Pharmacological Research Laboratory, Tanabe Seiyaku Co., Ltd.

出版信息

J Smooth Muscle Res. 1992 Jun;28(3):87-93. doi: 10.1540/jsmr.28.87.

Abstract

Effects of oral administration of trimebutine on colonic propulsion in conscious mice were studied by measuring the time required to evacuate a bead which had been inserted into the colon, and compared with those of metoclopramide and domperidone. In normal animals, trimebutine (10 and 50 mg/kg), metoclopramide (50 mg/kg) and domperidone (50 mg/kg) had no effect on the bead evacuation. Metoclopramide and domperidone at 30 mg/kg showed no effect on the delay of colonic propulsion induced by clonidine, while trimebutine (10 and 30 mg/kg) restored the delay significantly. Trimebutine also showed restoration of the delay induced by loperamide.

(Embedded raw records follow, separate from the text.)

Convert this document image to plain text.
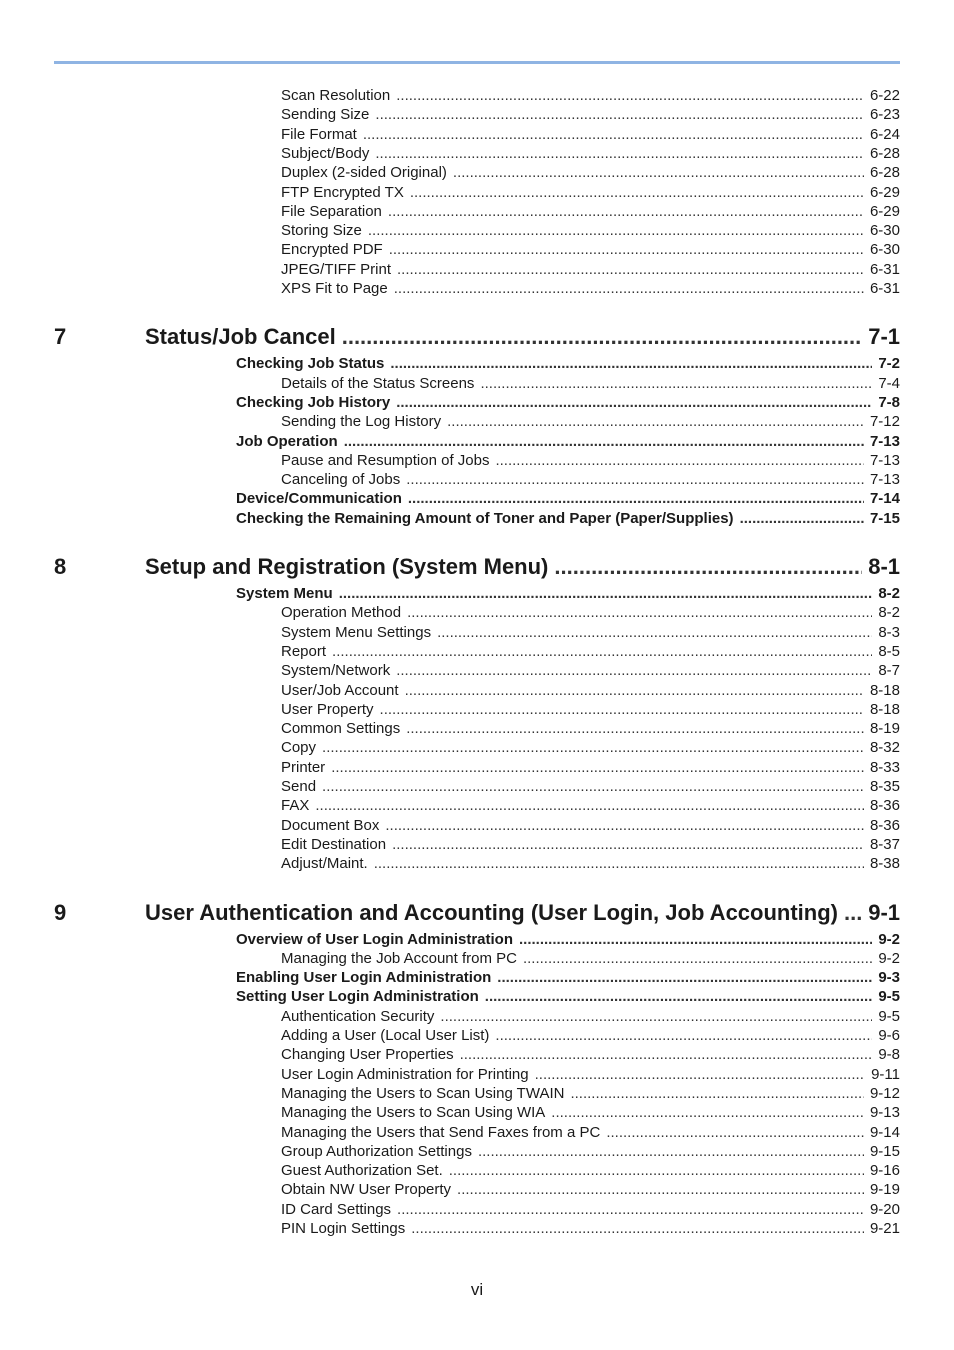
Scan Resolution .....	6-22
Sending Size .....	6-23
File Format .....	6-24
Subject/Body .....	6-28
Duplex (2-sided Original) .....	6-28
FTP Encrypted TX .....	6-29
File Separation .....	6-29
Storing Size .....	6-30
Encrypted PDF .....	6-30
JPEG/TIFF Print .....	6-31
XPS Fit to Page .....	6-31
7	Status/Job Cancel .....	7-1
Checking Job Status .....	7-2
Details of the Status Screens .....	7-4
Checking Job History .....	7-8
Sending the Log History .....	7-12
Job Operation .....	7-13
Pause and Resumption of Jobs .....	7-13
Canceling of Jobs .....	7-13
Device/Communication .....	7-14
Checking the Remaining Amount of Toner and Paper (Paper/Supplies) .....	7-15
8	Setup and Registration (System Menu) .....	8-1
System Menu .....	8-2
Operation Method .....	8-2
System Menu Settings .....	8-3
Report .....	8-5
System/Network .....	8-7
User/Job Account .....	8-18
User Property .....	8-18
Common Settings .....	8-19
Copy .....	8-32
Printer .....	8-33
Send .....	8-35
FAX .....	8-36
Document Box .....	8-36
Edit Destination .....	8-37
Adjust/Maint. .....	8-38
9	User Authentication and Accounting (User Login, Job Accounting) ..... 9-1
Overview of User Login Administration .....	9-2
Managing the Job Account from PC .....	9-2
Enabling User Login Administration .....	9-3
Setting User Login Administration .....	9-5
Authentication Security .....	9-5
Adding a User (Local User List) .....	9-6
Changing User Properties .....	9-8
User Login Administration for Printing .....	9-11
Managing the Users to Scan Using TWAIN .....	9-12
Managing the Users to Scan Using WIA .....	9-13
Managing the Users that Send Faxes from a PC .....	9-14
Group Authorization Settings .....	9-15
Guest Authorization Set. .....	9-16
Obtain NW User Property .....	9-19
ID Card Settings .....	9-20
PIN Login Settings .....	9-21
vi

On the acceleration of the propulsion induced by neostigmine, trimebutine (10 and 30 mg/kg) showed an inhibition. In addition, trimebutine (3-30 mg/kg) dose-dependently suppressed the development of soft feces and/or diarrhea induced by neostigmine. According to the results, it is concluded that trimebutine produces both acceleration and inhibition on the colonic propulsion in mice.

摘要

通过测量插入结肠的珠子排出所需时间,研究了口服曲美布汀对清醒小鼠结肠推进的影响,并与胃复安和多潘立酮进行了比较。在正常动物中,曲美布汀(10和50mg/kg)、胃复安(50mg/kg)和多潘立酮(50mg/kg)对珠子排出没有影响。30mg/kg的胃复安和多潘立酮对可乐定引起的结肠推进延迟没有影响,而曲美布汀(10和30mg/kg)能显著恢复延迟。曲美布汀还能恢复洛哌丁胺引起的延迟。在新斯的明引起的推进加速方面,曲美布汀(10和30mg/kg)表现出抑制作用。此外,曲美布汀(3 - 30mg/kg)剂量依赖性地抑制了新斯的明引起的软便和/或腹泻的发生。根据结果得出结论,曲美布汀对小鼠结肠推进既有加速作用又有抑制作用。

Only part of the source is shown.